Valley Quest: The Upper Valley’s Great Treasure Hunt
Jul 22, 2016 10:16AM
● By Victoria Pipas
But let’s begin with the history. The Valley Quest program was developed by Vital Communities, a nonprofit organization in White River Junction that focuses on Upper Valley community engagement and promoting “cultural, economic, environmental, and social well-being in our region.” The Valley Quest program, piloted in 1995/1996, recently celebrated its 20th anniversary. Steven describes the initial aim: “to develop a program to connect schools and families to the natural and cultural heritage of the region.” Inspired by a tradition of “letterboxing” in Dartmoor, England (almost Dartmouth, New England, right?), Valley Questing involves trekking across a designated swath of land led by a collection of clues. Each treasure-hunt-like Quest is different, with some featuring natural areas or historic landmarks or even poetic origins. But all are educational in some way, and all offer a connection between community and place.

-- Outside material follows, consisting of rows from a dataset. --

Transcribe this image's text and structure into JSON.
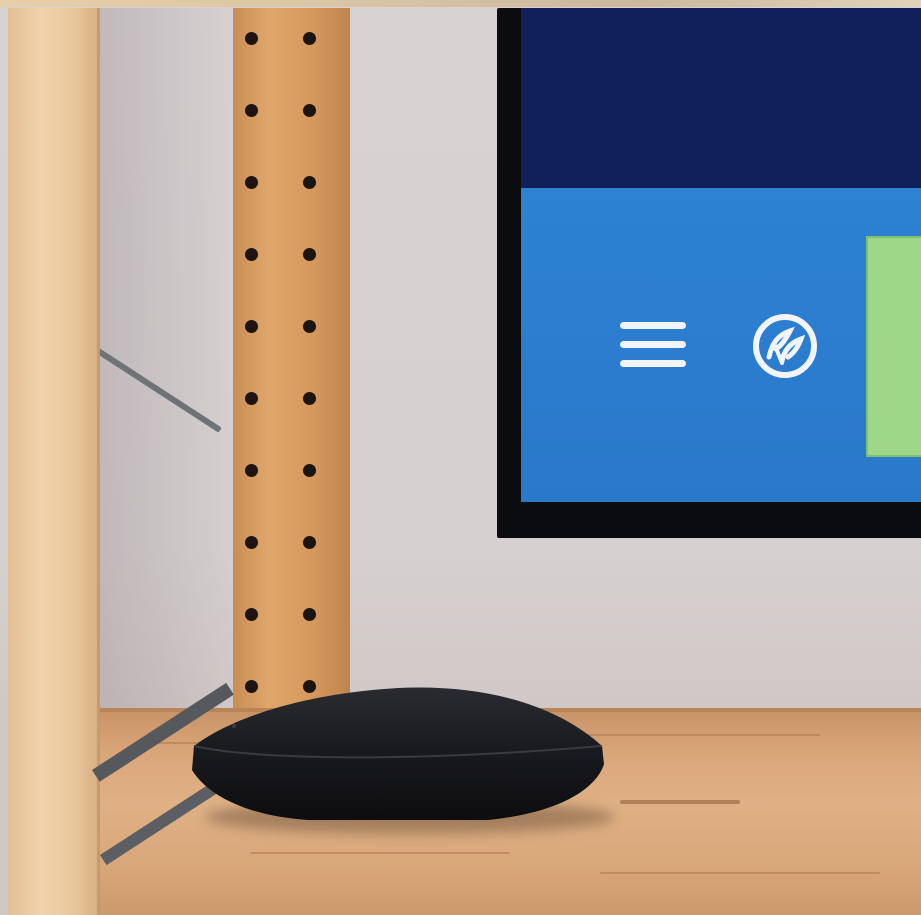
{
  "scene": {
    "objects": {
      "tv": {
        "screen": {
          "menu_icon": "hamburger-menu-icon",
          "logo_icon": "leaf-logo-icon"
        }
      },
      "device": "streaming-box",
      "pegboard": "pegboard",
      "shelf": "wooden-shelf"
    },
    "colors": {
      "screen_top": "#10215a",
      "screen_main": "#2d82d3",
      "tile": "#9fd789",
      "device": "#151518",
      "wood": "#d9a679"
    }
  }
}
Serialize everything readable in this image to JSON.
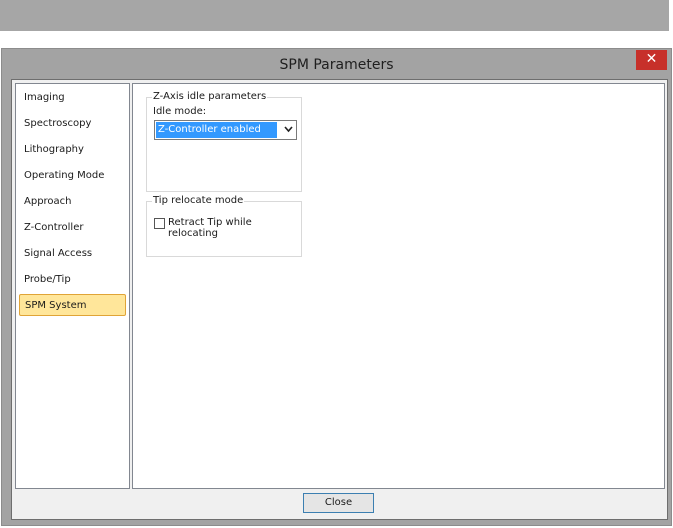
{
  "window": {
    "title": "SPM Parameters",
    "close_glyph": "✕"
  },
  "nav": {
    "items": [
      {
        "label": "Imaging"
      },
      {
        "label": "Spectroscopy"
      },
      {
        "label": "Lithography"
      },
      {
        "label": "Operating Mode"
      },
      {
        "label": "Approach"
      },
      {
        "label": "Z-Controller"
      },
      {
        "label": "Signal Access"
      },
      {
        "label": "Probe/Tip"
      },
      {
        "label": "SPM System"
      }
    ],
    "selected": "SPM System"
  },
  "zaxis": {
    "legend": "Z-Axis idle parameters",
    "idle_label": "Idle mode:",
    "idle_value": "Z-Controller enabled"
  },
  "tip": {
    "legend": "Tip relocate mode",
    "retract_label": "Retract Tip while relocating",
    "retract_checked": false
  },
  "footer": {
    "close_label": "Close"
  },
  "colors": {
    "selection": "#3399ff",
    "active_nav": "#ffe69a",
    "close_red": "#c7302a"
  }
}
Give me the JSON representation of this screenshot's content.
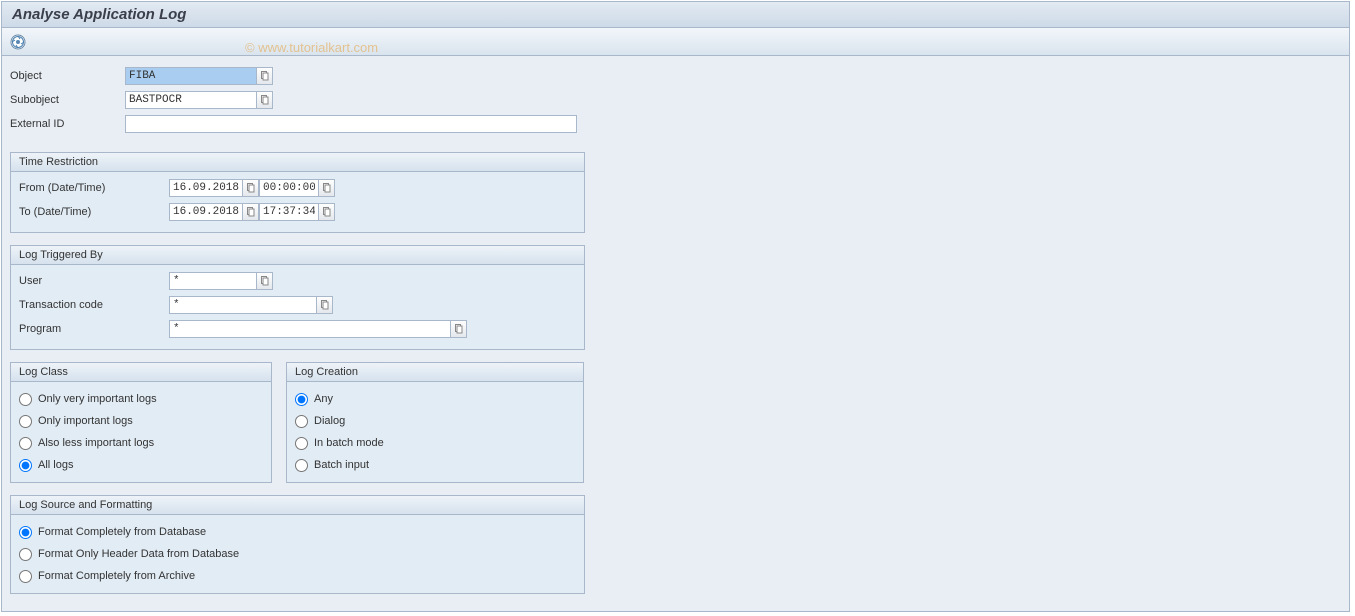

In fact, every Quest has its own unique origin. As Steven explains, inspiration for a Quest might come from a community story or legend, a group of students, or individual community members. “One Quest might be created by a fourth-grade class studying colonial history; another Quest might be created by a seventh-grade class studying the American Civil War.” The Quests all share their specificity to their respective places. The beauty and excitement of Questing is in the details along the way.
If you’re interested in starting your family on a Questing adventure, you might follow Steve Glazer’s three suggestions. First, purchase Best of Valley Quest or one of the other collections of Valley Quests (sold at the Dartmouth Bookstore, online, and at other local shops). The tech savvy might prefer using the newly developing app. John Kotz, a graduate of Crossroads Academy and Hanover High, and currently a student at Dartmouth, is helping to build the Valley Quest app for Vital Communities. Learn more about opportunities to volunteer to test the app.
Second, select a quest or two. Steve suggests some of his personal favorites, such as Lyme Pinnacle, in Lyme, New Hampshire, for its view; or the Miraculous Tree in Ely, Vermont, for its fantastic American chestnut tree “treasure” at the end. Then there’s Center of Town, in Hartford, Vermont, for its lesson on the history of Upper Valley villages. And lastly Bill Hill Quest in Thetford, Vermont, because it shares the life and legacy of Noel Perrin (to find out more about Noel’s fascinating life, you’ll just have to embark on the Quest).
Finally, Steve reminds us that the most important aspect of Questing is to enjoy the journey. He explains that, rather than one, there are three treasures within each Quest: “(a) the treasure box–—less important, (b) the external treasure—the actual community asset, and (c) the internal treasure—the experience of learning to see, value, and appreciate where we live.” It seems that life in the Upper Valley is the greatest Quest of all.